FROM THE PIONEER – THE MAGAZINE OF ST AUGUSTINE’S
The Bamboo and Palm trees bend violently in the vicious hot winds of the ‘Sirocco’ that have come straight across the Mediterranean from the Sahara Desert. The wind lifts the sand from the beach and carries it up into the mountains of the Cabo de Gata natural park, covering everything in its path with a layer of brown dirt and sand. Cars, houses, people and anything else in the way is effectively given a hot sand blasting, despite the heat people run for shelter and doors and windows are shut up tight. The lucky ones turn up their air conditioning whist everybody else just sits it out with as much bottled water as they had previously, sensibly, stockpiled.
Not so many years ago the electricity lines would have come down and so the air conditioning would have failed as would the pumps that brought the water up into the hills. In effect the very things that in England we regard as the curse of a very, very bad winter storm are in fact the Southern Spanish curse of a hot summer; It’s a strange old world at times.
Another strange thing that becomes obvious as you look at the historic buildings in this part of Spain where Jan and I take our annual summer break is that the architecture has more in common with that of Morocco or Egypt or yes even Jerusalem than it does with north of the country or the rest of Europe. What is frequently forgotten is the fact that at the same time as Jerusalem fell to the Muslim’s so did most of North Africa and Southern Spain and whilst the noble’s and peasantry of Europe fought and died trying to regain and hold onto the Holy City, beyond Egypt nobody seemed to worried about the rest of North Africa or Spain.
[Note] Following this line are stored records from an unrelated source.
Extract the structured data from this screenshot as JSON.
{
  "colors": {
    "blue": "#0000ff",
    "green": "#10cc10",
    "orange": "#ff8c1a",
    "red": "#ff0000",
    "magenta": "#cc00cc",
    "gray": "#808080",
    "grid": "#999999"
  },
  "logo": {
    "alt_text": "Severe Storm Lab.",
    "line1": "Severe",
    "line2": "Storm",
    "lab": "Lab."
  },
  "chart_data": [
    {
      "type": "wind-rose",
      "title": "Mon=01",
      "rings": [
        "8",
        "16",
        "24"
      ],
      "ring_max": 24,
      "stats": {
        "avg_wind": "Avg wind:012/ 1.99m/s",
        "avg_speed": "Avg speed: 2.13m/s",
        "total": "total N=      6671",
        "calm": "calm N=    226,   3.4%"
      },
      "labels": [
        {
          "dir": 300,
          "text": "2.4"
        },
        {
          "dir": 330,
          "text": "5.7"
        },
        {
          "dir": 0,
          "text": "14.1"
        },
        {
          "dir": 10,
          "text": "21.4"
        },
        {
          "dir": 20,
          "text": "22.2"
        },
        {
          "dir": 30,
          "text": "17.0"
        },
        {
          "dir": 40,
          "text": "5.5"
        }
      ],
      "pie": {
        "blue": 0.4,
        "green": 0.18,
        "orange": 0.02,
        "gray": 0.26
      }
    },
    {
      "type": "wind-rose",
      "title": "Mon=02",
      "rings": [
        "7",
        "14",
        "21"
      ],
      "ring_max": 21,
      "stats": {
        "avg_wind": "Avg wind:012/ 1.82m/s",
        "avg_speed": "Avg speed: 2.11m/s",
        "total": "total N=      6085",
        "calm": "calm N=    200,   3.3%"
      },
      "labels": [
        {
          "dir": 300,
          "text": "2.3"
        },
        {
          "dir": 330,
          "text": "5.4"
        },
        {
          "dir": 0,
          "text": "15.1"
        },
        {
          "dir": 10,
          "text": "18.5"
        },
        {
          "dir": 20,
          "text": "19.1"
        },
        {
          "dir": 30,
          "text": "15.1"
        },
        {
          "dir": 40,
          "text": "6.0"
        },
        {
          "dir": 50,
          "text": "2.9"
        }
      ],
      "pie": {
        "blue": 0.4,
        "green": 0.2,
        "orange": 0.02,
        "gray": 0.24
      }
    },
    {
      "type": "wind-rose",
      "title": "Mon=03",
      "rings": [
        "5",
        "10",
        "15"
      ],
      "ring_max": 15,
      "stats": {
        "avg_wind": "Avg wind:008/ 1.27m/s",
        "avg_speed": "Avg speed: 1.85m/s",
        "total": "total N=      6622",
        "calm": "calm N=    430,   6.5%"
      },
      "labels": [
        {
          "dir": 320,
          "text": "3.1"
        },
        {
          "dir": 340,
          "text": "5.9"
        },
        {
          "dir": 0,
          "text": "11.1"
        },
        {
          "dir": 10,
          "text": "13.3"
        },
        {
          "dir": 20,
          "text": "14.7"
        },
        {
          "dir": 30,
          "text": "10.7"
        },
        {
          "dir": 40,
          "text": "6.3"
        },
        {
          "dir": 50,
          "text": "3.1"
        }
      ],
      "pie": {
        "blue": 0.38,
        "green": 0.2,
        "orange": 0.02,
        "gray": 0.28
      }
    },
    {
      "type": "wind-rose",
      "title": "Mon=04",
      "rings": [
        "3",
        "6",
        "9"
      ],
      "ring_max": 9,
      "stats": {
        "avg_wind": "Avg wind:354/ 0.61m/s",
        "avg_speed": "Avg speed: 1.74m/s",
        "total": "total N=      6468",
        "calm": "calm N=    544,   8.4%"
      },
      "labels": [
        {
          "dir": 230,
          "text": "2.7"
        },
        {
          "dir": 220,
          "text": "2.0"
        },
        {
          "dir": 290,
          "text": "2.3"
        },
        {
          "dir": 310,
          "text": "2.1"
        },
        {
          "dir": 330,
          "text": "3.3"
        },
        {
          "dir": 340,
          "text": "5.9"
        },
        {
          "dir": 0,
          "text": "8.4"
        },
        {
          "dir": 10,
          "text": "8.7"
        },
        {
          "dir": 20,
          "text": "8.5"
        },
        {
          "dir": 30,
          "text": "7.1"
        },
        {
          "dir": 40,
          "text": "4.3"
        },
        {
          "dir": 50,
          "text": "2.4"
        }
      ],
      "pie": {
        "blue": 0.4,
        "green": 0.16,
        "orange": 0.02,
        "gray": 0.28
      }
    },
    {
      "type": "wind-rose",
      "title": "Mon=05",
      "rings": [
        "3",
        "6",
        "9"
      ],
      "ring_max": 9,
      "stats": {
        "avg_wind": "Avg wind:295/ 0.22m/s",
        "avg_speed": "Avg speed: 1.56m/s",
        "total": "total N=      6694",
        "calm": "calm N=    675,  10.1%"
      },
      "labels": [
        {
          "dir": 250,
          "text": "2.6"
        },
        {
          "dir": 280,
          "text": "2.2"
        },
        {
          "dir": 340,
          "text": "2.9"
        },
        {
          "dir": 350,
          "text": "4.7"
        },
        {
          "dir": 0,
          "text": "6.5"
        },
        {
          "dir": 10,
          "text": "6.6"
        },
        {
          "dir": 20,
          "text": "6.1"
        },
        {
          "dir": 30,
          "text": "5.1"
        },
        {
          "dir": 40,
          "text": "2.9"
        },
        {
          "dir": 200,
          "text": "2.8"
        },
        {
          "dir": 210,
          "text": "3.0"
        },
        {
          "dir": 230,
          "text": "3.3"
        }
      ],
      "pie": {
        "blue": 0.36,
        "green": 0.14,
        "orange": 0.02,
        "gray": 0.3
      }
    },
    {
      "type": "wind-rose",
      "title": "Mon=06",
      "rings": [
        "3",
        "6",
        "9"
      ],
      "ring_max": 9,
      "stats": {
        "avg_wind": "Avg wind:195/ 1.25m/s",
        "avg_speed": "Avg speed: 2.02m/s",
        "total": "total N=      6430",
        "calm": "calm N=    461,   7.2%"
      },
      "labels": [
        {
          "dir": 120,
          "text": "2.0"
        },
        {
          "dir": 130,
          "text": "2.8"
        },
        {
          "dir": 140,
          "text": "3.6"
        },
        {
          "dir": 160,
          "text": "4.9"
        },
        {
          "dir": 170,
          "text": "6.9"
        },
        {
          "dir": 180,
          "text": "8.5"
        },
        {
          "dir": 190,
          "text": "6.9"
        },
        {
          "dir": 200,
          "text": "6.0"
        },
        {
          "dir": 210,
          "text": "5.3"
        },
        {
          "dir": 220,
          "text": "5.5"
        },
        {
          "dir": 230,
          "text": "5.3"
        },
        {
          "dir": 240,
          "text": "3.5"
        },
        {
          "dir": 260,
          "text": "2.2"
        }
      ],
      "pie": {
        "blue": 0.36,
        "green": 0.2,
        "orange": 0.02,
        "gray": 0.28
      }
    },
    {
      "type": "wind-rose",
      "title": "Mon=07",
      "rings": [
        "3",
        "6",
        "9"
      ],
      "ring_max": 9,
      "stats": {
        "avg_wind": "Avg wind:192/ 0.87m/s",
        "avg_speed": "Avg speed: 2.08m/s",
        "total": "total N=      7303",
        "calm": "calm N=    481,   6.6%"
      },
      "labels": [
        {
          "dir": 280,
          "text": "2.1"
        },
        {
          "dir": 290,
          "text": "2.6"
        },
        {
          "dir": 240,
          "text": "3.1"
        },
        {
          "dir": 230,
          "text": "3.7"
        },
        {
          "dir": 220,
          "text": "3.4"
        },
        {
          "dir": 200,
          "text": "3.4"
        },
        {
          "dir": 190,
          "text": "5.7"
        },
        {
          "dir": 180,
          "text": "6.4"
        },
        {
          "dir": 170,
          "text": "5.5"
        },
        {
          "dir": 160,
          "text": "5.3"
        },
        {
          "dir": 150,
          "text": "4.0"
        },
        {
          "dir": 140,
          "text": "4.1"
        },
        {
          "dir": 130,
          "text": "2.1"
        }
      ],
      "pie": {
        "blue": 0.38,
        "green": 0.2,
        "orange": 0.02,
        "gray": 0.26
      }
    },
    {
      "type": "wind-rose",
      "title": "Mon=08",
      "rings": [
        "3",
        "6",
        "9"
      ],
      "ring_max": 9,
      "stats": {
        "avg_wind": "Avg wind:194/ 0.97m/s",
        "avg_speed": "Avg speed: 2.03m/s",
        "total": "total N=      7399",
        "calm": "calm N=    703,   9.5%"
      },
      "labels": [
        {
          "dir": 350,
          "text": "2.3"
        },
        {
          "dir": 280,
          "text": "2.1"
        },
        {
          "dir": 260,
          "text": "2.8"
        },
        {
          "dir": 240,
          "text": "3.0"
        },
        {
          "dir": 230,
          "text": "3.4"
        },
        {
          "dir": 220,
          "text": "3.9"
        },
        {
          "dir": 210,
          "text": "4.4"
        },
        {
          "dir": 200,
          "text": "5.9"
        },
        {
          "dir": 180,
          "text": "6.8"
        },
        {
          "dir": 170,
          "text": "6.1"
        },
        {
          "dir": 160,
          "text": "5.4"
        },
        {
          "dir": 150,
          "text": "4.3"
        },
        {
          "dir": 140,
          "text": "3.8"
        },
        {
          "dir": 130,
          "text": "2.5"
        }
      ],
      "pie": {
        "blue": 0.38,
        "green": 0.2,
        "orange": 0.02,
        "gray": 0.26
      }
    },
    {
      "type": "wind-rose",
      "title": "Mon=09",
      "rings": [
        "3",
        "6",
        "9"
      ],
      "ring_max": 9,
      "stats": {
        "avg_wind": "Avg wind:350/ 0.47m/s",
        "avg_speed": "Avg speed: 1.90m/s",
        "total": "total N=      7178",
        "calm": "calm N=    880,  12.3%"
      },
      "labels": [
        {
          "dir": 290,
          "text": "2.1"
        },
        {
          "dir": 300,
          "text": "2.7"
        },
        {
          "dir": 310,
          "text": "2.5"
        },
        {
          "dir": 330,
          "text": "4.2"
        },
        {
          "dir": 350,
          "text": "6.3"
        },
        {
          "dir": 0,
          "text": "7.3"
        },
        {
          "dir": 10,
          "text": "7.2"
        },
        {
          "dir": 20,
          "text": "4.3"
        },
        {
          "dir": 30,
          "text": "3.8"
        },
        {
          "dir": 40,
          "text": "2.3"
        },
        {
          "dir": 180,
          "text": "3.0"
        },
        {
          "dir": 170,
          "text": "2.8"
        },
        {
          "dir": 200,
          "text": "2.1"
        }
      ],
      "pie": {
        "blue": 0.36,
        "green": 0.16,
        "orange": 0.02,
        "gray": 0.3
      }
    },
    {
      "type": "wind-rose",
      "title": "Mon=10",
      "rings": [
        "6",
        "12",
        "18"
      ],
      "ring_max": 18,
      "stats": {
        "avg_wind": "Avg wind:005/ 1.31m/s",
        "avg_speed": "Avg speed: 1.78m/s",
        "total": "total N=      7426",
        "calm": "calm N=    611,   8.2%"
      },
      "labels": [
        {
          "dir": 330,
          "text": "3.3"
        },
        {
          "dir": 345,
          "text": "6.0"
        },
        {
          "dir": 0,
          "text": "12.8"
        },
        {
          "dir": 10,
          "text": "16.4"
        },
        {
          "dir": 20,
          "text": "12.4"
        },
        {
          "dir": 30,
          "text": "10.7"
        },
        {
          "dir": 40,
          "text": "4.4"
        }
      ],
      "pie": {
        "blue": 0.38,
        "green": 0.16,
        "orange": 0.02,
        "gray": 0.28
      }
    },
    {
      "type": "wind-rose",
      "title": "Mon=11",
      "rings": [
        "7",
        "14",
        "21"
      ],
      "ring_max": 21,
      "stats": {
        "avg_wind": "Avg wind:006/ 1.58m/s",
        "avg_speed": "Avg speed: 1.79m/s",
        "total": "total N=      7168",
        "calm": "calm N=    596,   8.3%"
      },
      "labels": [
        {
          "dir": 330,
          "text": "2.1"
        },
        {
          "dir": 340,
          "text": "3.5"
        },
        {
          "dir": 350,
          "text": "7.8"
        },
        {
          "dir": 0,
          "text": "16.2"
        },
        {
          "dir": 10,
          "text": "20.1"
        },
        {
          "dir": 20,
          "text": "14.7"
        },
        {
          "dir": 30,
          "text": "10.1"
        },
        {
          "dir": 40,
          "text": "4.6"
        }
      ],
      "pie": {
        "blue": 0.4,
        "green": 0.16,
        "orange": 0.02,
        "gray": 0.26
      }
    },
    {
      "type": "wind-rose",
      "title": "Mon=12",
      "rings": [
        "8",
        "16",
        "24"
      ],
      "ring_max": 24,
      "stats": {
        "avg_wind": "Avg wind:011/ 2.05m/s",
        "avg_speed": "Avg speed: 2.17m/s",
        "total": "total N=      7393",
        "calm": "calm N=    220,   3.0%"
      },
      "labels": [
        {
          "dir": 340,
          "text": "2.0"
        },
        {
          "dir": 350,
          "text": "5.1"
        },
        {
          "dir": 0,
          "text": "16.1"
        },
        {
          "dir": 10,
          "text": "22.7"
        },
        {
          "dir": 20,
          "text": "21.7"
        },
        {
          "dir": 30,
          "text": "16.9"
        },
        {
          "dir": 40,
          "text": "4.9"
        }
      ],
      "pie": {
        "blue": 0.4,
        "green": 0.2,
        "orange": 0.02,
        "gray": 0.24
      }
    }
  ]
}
One reason for this apparent lack of concern was the fact that there was considered little of strategic importance once beyond Egypt and heading West. The great crusade from Europe tried to sail as little as possible for safety and logistical reasons and whilst some passed down through Italy and onto Cyprus or Rhodes the majority made their way via Constantinople and around the eastern end of
the Mediterranean before making for the Holy Land. They came answering the call of Pope Urban II who proclaimed on the 27th November 1095 ‘Deus le volt!’ or as we say ‘God wills it’. In making this call within his sermon as he preached to the leading grandees of the day, Pope Urban II set in motion some of the most horrific events in the then known history of the world and which would have repercussions even in our own era with Al-Qaeda claiming the attacks on the Twin Towers of New York (USA) were in revenge for the Crusades.
Despite the upheavals caused throughout most of Western Europe it would be just three years short of the 400th anniversary of Pope Urban II words before southern Spain would become a Christian controlled area. It would take a marriage between the royal house of Aragon and Sicily (yes the same Aragon that a few years later would send Catherine to marry Henry VIII and inadvertently start the process that would lead to the establishment of the Church of England) and the royal house of Castile before anyone would pay too much attention to this far flung corner of Europe.
King Ferdinand and his Queen Isabella had differing reasons for wanting to create a new United Kingdom of Spain free from anything but Christian rule, though both claimed it was God’s will. Isabella saw it as her Christian duty, unable to afford or indeed mount a crusade to Jerusalem and without the backing of the now warring royal houses of Europe, this devout, grave and iron-willed queen determined to be rid of the heathen in her own country. Ferdinand however had somewhat different reasons. He was already well known as a cunning, cynical and womanizing manipulator who desired to get his hands on the gold and vast wealth held by the Moor’s in their great places and citadels of the South.
Their crusade to free Spain from the Moor’s culminated in January 1492 when the great fortress at Granada fell to their majesties, the end of the last Islamic principality in Europe. The then Pope immediately conferred upon them the title ‘Their Catholic Majesties’, this in turn fired their imagination to want to be leading crusaders for the Christian faith with potentially disastrous consequences.